GREENER COMPANY - Vol.6 株式会社INAX サステナブルな社会の実現に向けて「2050年CO2総排出量80%削減('90年比)」の大目標を自らの会社に課し、イノベーションを引き起してまいります。

長年のノウハウを活かし適材適所のエコ技術を開発

さらに、節水の観点でいえば、防汚の技術も当社ならではの特徴です。多くのお客さまは「水まわりはキレイにしたい」とおっしゃいますが、汚れをとるためにたくさんの洗剤を使っていたのでは、環境負荷になってしまいます。
生活排水は川を流れて海に行き、太陽の熱などで蒸発し、雨や雪などになって再び地表に降り注ぎ、再び人間の前にもどってきます。その水の循環を考えれば、水まわりに関連する商品は、洗浄水や洗剤使用量を節約し、きれいな状態で長く使用できるものが必要になるのです。

防汚技術「プロガード」は汚れを寄せ付けないからお掃除を減らし、
水の節水につながります
防汚技術「プロガード」は汚れを寄せ付けないからお掃除を減らし、水の節水につながります

トイレにはトイレの、キッチンにはキッチンの、お風呂にはお風呂の汚れのメカニズムがあります。それらを研究してきた当社では、それぞれに適応する技術を開発し、お客さまに快適に便利に使っていただきながら、環境負荷を少なくできる暮らしを提供できるように取り組んでいます。

「環境」でなく「環境美」を考える

もちろん、環境に対する配慮を考えるだけでなく、美意識をもってデザインすることは当社にとって欠かせない条件です。

世の中でエコが語られ始めたとき、エコに「我慢を強いられる」というイメージを抱かれた方が数多くいらっしゃいました。商品を提供する立場である当社は、環境に対する問題意識を広めるためには、エコをカッコいいイメージに定着させなければいけないと強く感じました。カッコよく、なおかつ機能をみると、材料も吟味されているし、使ってみるとエコである。そういう商品でなければお客さまに受け入れていただくことはできないと思いに至ったのです。

洗練されたデザインのサティス
洗練されたデザインのサティス

当社の製品は、家を買うと必ずついていたり、リフォームしようとするときには必ず選ばざるを得ない設備機器が多いのが特徴です。しかも、気に入らないからすぐに買い替えたり付け替えるわけにはいきません。となると、それはその人の暮らし方を決めてしまうくらい重要なアイテムといえます。そういうものを作り、お客さまに選んでいただくためには、我々は世の中の人達がどういう暮らしを望んでいるのか、製品そのものに対するニーズだけではなく、求めるライフスタイルや、理想とする生活環境にいたるまで、いち早くキャッチして商品開発の中に活かしていかなければいけないと考えているのです。

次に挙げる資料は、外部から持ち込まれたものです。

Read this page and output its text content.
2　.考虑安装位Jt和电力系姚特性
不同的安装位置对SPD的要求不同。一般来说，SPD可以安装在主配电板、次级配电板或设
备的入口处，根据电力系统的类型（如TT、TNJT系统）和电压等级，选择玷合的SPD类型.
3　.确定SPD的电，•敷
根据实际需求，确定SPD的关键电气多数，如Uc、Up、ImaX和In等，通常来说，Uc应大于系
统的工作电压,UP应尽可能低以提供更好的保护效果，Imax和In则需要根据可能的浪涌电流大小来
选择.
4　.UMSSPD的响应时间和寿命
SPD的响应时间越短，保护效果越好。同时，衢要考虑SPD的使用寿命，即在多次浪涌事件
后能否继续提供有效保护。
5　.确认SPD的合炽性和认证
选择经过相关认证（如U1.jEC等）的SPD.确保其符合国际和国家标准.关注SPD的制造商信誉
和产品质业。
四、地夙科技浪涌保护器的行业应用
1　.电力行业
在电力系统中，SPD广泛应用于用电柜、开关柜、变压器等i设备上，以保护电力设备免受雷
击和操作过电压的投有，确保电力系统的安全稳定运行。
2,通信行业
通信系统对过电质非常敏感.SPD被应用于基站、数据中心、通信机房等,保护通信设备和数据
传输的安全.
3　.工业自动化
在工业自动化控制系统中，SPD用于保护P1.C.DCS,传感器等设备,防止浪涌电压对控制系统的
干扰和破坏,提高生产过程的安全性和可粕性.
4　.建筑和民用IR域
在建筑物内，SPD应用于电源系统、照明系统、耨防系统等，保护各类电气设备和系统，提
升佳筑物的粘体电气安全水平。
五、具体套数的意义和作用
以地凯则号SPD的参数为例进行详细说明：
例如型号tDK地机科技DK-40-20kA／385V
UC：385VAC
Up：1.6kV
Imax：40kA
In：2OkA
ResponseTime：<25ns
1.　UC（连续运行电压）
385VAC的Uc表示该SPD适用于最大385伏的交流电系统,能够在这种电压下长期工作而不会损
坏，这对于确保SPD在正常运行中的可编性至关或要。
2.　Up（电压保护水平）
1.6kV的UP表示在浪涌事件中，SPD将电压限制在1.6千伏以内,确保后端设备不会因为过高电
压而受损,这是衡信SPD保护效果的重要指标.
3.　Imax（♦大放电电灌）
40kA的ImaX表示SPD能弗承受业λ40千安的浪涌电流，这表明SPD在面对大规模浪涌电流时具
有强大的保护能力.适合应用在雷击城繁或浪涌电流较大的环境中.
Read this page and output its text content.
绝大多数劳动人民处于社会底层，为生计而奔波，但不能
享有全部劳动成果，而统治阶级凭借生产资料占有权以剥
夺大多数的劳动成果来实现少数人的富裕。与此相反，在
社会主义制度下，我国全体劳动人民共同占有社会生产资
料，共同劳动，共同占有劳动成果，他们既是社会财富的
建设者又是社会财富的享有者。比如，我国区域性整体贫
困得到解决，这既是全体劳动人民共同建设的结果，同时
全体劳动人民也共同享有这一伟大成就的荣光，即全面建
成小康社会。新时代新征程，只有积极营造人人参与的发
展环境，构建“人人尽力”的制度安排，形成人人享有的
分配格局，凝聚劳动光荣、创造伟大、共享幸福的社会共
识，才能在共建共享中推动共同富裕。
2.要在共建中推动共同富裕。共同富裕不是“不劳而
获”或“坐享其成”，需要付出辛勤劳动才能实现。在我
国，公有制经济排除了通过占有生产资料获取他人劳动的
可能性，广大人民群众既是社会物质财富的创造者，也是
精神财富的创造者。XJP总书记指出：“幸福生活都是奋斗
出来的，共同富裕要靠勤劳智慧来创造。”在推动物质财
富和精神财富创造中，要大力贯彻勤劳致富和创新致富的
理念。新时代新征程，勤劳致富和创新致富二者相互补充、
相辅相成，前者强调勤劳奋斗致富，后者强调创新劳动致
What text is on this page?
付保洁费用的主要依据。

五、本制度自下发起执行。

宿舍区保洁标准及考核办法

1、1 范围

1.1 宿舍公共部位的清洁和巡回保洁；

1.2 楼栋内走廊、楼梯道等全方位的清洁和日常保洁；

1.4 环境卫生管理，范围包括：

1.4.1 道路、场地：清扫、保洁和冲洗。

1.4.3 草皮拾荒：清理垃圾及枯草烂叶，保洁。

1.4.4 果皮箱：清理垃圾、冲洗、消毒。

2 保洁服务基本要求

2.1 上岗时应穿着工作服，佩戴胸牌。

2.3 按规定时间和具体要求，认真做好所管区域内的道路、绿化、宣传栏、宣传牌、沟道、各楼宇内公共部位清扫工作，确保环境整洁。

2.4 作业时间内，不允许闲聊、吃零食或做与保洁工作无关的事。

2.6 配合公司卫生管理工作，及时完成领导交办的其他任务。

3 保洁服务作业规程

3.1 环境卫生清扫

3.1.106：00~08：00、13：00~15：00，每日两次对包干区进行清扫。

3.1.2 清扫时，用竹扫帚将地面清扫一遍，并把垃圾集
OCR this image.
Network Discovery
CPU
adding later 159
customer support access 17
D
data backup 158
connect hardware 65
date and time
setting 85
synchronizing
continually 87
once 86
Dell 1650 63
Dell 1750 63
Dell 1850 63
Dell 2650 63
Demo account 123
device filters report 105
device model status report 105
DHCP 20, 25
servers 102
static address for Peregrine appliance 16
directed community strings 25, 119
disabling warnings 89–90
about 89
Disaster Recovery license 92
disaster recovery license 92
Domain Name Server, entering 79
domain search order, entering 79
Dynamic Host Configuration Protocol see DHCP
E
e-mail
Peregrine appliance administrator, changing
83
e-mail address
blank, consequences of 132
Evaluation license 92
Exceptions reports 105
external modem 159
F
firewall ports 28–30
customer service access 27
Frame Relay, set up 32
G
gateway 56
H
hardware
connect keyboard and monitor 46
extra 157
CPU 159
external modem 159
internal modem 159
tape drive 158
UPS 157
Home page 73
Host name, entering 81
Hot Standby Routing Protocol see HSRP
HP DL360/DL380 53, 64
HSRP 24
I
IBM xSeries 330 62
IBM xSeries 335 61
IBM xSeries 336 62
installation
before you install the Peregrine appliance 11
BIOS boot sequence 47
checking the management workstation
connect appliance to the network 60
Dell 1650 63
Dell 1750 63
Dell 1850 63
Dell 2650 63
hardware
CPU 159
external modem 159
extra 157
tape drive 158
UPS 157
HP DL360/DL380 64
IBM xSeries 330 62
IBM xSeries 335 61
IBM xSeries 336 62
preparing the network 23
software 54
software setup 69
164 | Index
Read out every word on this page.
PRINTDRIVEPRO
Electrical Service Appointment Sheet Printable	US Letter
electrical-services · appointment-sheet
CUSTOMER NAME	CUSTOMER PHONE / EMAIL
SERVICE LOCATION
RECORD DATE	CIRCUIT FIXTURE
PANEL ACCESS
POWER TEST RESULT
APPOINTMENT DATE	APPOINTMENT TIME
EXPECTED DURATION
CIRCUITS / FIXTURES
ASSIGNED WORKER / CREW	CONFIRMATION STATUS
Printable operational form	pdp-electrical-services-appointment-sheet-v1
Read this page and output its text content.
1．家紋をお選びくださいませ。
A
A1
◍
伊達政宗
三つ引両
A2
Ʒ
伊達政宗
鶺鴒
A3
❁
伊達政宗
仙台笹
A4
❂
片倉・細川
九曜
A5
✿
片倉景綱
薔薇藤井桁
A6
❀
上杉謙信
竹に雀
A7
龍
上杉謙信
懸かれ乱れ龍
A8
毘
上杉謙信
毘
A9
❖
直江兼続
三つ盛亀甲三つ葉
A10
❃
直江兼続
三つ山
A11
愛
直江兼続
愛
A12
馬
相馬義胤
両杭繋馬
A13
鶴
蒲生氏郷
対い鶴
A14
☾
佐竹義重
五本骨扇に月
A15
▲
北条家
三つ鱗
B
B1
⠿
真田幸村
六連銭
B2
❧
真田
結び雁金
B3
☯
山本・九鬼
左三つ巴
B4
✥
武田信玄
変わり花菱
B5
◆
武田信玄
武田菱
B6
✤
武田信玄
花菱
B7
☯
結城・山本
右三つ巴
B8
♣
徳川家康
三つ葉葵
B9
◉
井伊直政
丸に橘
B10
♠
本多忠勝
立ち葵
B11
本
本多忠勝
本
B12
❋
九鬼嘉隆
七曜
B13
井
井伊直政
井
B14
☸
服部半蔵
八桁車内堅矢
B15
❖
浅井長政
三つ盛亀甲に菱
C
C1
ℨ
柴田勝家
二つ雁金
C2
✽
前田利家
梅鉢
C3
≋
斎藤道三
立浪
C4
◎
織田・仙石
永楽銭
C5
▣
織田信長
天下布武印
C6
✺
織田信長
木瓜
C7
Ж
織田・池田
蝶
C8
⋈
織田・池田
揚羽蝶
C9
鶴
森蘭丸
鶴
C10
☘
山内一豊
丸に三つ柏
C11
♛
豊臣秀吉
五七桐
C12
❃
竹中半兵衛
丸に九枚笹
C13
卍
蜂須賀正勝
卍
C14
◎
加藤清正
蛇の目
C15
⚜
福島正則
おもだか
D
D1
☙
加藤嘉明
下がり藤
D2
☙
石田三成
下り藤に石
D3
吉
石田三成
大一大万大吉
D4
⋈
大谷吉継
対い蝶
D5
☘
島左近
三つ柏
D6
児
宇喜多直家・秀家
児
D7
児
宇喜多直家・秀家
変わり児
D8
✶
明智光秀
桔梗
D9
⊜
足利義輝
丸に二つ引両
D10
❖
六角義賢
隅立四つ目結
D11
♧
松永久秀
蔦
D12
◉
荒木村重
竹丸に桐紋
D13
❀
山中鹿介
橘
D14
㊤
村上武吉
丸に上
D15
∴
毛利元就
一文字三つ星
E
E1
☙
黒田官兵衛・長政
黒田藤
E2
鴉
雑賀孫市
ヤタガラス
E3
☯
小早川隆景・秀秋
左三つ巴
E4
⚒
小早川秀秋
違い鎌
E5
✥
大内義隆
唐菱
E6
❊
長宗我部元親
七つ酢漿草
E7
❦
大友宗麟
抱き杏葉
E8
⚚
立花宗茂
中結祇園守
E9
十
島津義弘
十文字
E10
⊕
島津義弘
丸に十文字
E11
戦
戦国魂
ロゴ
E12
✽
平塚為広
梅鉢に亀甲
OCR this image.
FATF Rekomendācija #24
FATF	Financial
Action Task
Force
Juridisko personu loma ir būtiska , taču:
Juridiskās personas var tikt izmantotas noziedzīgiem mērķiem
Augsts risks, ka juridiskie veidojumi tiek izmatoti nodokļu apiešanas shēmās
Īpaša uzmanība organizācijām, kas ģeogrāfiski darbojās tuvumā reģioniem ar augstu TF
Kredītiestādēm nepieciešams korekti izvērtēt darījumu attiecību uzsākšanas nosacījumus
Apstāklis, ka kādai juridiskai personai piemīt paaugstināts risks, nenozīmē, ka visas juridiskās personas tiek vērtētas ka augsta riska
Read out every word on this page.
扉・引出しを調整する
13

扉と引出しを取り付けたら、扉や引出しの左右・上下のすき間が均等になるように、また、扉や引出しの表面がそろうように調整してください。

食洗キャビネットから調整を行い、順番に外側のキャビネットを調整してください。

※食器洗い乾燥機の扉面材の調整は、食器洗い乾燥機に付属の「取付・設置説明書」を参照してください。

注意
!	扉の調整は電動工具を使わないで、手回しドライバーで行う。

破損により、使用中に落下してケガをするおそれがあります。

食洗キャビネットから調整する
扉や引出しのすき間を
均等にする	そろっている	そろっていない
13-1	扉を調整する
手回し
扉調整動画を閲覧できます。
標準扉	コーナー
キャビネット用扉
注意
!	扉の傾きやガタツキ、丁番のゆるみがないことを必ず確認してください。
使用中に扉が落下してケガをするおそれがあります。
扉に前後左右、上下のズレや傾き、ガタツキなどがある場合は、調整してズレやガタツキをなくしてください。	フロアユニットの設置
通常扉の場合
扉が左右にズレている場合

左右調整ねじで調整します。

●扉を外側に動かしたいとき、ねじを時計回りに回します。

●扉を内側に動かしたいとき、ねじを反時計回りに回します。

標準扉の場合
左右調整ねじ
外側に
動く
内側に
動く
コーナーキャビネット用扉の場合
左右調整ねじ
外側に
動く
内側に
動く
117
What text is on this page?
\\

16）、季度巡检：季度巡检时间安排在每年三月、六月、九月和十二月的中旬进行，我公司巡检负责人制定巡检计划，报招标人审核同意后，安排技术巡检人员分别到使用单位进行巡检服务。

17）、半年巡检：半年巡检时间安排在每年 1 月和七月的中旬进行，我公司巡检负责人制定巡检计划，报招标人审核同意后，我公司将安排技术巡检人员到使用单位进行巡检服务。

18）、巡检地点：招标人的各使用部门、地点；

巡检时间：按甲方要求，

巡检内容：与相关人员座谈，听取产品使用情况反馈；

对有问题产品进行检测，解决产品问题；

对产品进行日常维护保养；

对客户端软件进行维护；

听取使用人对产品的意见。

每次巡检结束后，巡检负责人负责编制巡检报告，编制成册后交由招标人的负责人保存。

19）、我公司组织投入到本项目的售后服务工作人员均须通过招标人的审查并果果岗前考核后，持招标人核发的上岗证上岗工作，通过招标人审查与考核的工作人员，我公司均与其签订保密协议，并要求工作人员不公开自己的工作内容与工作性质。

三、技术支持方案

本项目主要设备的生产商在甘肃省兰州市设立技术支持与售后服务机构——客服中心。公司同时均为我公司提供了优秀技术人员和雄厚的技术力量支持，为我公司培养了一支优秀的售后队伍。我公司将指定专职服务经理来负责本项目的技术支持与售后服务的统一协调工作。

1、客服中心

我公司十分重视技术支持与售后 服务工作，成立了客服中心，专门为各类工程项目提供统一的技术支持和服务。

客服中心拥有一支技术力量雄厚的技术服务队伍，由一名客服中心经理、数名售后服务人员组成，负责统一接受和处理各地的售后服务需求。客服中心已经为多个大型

当社がモットーとしているのは「環境美の創造と提供」です。環境ではなく、環境“美”。ですから、機能面、材質などだけではなく、技術者自らデザインも追究し商品にしていきます。デザインが崩れたらINAXではなくなるという思いで、これまでもこれからも、徹底的に“美しい質”を追究しています。

2050年にはCO2排出量を80%削減している企業をめざして

そして、現在、当社では、新たなステージとして、サステナブル(持続可能)な社会を目指してのイノベーション(革新)に取り組んでいます。

まず、企業活動そのものにおいてですが、今は突然大企業が経営破綻する時代であり、企業の持続可能性が安定したものではなくなっている時代です。となれば、企業そのものがあらゆる場面でイノベーションを起こさなければ、サステナブルな社会の実現はできません。そこで、当社では、2008年の「第10次中期経営計画 環境宣言」において、「2050年のCO2排出量を1990年比80%削減する」という大目標を立てました。

こう言うと、必ず、経済系、工学系の専門家からは「それはどういうふうに実現するのか」「どういう技術開発を行うのか」と質問されます。もちろん、それも大切なことですが、当社にとってまず重要なのは、具体的な策や技術でなく、なぜそのような目標を自分たちに課したかという会社の姿勢です。

企業が2050年という時代に、社会から評価され、存続し続けているためにはどういう状態になっていなければいけないか、それを自問自答したときに、INAXが出した答がこの目標でした。
逆に言えば、2050年を迎えたとき、CO2の総排出量を1990年比で4分の1か5分の1にしていないようでは、社会的に評価されない企業となり、企業として存続していないと考えたのです。

地球の持続なくして企業の持続はあり得ません。生産場面や輸送場面でのCO2削減はもちろん、今後、お客さまに届ける製品がどれだけCO2削減の進んでいる商品になっているか。さらにそこから進んで、お客さまが使われた後の廃材がリサイクルできる商品になっているか。商品を「つくるとき」「つかうとき」「もどすとき」、すべての場面において地球への環境負荷を減らすことに、今後はより一層力を注いでいきます。